As this kind of operations require memory management, we want to update the data, with its possible reallocations only once for every modification of the DT shape or structure (which can imply many individual adds and removes). We'll use the DynamicType UpdateData operation for that purpose:

std::cout << myNote.HasPitch() // writes out: 'false'

myNote.UpdateData();

std::cout << myNote.HasPitch() // writes out: 'true'

And now all the instantiated attributes can be accessed as usual, using the accessors GetXXX and SetXXX. For example:

myNote.SetNSines(10);

myNote.SetPitch(440);

 

// lets use some std::list operations:

myNote.GetSines().push_back(440).push_back(440*2);

myNote.GetSines().push_back(440*3).push_back(440*4); // etc.

 

int i=myNote.GetPitch();   // error! GetPitch() returns float

int j=myNote.GetNSines();  // ok.

More about adding, removing and updating attributes:

It is important to learn the exact behaviour of adding and removing DT attributes. It can be summed up to three ideas:

• GetXXX and SetXXX operations over non-instantiated attributes will rise an exception ErrDynamicType. So these operations should be protected with an if (HasXXX()) clause in places of the code where there is no safety about the presence of XXX.

• Besides, AddXXX and RemoveXXX can be used safely (don't rise any exception). Basically what they do is set and unset internal flags. For example, if the attribute Pitch exists and we do RemovePitch() it will be marked as "removed" (waiting for the UpdateData() to perform the actual removal). Now, if before updating data we call AddPitch(), then it detects the mark and the effect is just to unset this flag. If we insist with another AddPitch() it will have no effect (and no flag will be set), because it is allready instantiated. The case of adding a non-instantiated attribute is symmetric as the case of removing an instantiated one.

• UpdateData() is a safe and efficient operation: with safe what we mean is that it has no effect (and doesn't rise exceptions) in case that the DT needs no memory update, and it is efficient in the sense that the checking for changes in the dynamic shape doesn't involve any traversal of the attributes but only cheking a global flag. Moreover, UpdataData() returns a boolean that says if it has been necessary to update the data. Sometimes it is very useful do things such as :

// here we don't know if Pitch exist.

myNote.AddPitch();

if (myNote.UpdateData()) {

   // yes, it existed

   // ...

} 

else {

   // no, it didn't was there till now.

   // ...

}

34 Prototypes and copy constructors

It's been said that a the dynamic shape of a DT is the set of instantiated attributes. The description of this shape is stored in a table and can be shared between various DTs. Thus this brings us to the idea of prototypes and creating objects by cloning the dynamic shape of others, this is exactly how the default copy constructor works.

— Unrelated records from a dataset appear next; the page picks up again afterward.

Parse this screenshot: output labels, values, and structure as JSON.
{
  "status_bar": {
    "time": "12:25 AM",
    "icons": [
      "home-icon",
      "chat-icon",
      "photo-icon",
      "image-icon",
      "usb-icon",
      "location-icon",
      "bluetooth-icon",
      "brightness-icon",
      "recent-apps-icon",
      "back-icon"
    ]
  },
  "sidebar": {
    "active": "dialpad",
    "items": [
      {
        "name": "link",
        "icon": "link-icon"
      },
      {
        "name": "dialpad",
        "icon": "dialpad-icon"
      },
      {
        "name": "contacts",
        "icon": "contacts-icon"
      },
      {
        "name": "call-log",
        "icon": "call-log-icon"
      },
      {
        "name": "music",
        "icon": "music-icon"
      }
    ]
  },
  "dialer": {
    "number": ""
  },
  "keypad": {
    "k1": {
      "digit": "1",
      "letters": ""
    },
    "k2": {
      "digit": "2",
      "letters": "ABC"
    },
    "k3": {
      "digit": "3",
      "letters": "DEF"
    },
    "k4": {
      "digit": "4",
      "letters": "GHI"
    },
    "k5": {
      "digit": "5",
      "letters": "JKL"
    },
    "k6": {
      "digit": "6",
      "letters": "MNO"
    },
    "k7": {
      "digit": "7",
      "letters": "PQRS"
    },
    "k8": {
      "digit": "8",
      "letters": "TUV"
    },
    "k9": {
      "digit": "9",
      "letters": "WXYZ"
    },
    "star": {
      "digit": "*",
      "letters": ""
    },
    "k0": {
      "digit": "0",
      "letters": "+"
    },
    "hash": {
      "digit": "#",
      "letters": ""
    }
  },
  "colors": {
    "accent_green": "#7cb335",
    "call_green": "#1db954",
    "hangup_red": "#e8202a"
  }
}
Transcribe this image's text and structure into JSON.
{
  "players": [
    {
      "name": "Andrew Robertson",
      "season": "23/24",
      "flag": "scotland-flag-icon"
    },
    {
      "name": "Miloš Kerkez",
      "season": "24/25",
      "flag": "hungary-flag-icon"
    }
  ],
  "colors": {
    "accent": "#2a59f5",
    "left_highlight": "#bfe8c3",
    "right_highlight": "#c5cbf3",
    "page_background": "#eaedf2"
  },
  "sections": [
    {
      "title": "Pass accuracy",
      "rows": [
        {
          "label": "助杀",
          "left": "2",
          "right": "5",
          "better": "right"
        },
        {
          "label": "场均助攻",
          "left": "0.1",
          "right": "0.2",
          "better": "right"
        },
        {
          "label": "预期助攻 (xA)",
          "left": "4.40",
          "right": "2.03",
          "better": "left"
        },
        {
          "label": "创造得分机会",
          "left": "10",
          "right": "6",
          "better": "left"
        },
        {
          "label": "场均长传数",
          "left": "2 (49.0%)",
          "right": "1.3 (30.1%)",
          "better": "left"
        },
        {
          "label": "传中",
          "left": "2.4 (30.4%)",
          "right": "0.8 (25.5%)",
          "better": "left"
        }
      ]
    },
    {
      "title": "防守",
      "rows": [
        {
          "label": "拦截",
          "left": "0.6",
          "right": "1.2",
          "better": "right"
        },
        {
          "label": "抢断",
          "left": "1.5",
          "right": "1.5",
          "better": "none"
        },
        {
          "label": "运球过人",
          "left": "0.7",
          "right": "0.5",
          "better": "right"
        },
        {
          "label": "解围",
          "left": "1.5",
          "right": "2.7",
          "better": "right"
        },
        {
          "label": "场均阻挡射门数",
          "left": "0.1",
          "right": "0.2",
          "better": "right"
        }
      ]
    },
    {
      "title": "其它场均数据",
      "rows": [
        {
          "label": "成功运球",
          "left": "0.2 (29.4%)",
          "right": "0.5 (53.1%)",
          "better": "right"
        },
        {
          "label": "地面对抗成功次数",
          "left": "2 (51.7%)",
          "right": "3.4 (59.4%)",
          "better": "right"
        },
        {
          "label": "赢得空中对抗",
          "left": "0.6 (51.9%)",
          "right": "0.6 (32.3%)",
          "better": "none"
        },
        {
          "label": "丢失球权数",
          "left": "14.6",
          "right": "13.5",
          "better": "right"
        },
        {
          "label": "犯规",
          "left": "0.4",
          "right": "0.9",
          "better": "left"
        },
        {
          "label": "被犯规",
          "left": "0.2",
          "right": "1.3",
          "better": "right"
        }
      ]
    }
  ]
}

Note n1(myNote), n2(myNote), n3(myNote), n4(myNote);

Now n1, n2, n3 and n4 all share both static information of their type and the dynamic shape information, and we say that myNote is their prototype, or that they all share the same prototype. It is important to notice that this happens even if the prototype (myNote) doesn't have its data updated. If we decide to change the shape of one of these objects, i.e. we want to add new attributes to n4, this operation will automatically create a new prototype and so a new dynamic shape as the next figure shows:

35 Storing and Loading DTs

This section only explores a feature that is particular to the Dynamic Types: debug-time information. If you should need more details about how to store and load DT from and to XML please refer to chapter IX.

35.1 How to explore a DT at debug time

Since the dynamic data of a DT is not stored as regular C++ attributes, it might be difficult to explore in the usual way from the debugger. Thus we have provided the DT base class with a Debug() method that can be called from the debugger environment and basically does two things:

• writes information regarding internal parameters and the dynamic shape of the object to the standard output, and

• writes out a 'Debug.xml' file (placed at the working directory) with the XML content of the object.

Note that the XML load and store, including storing the debug file, will only work if the CLAM macro CLAM_USE_XML was set when compiling.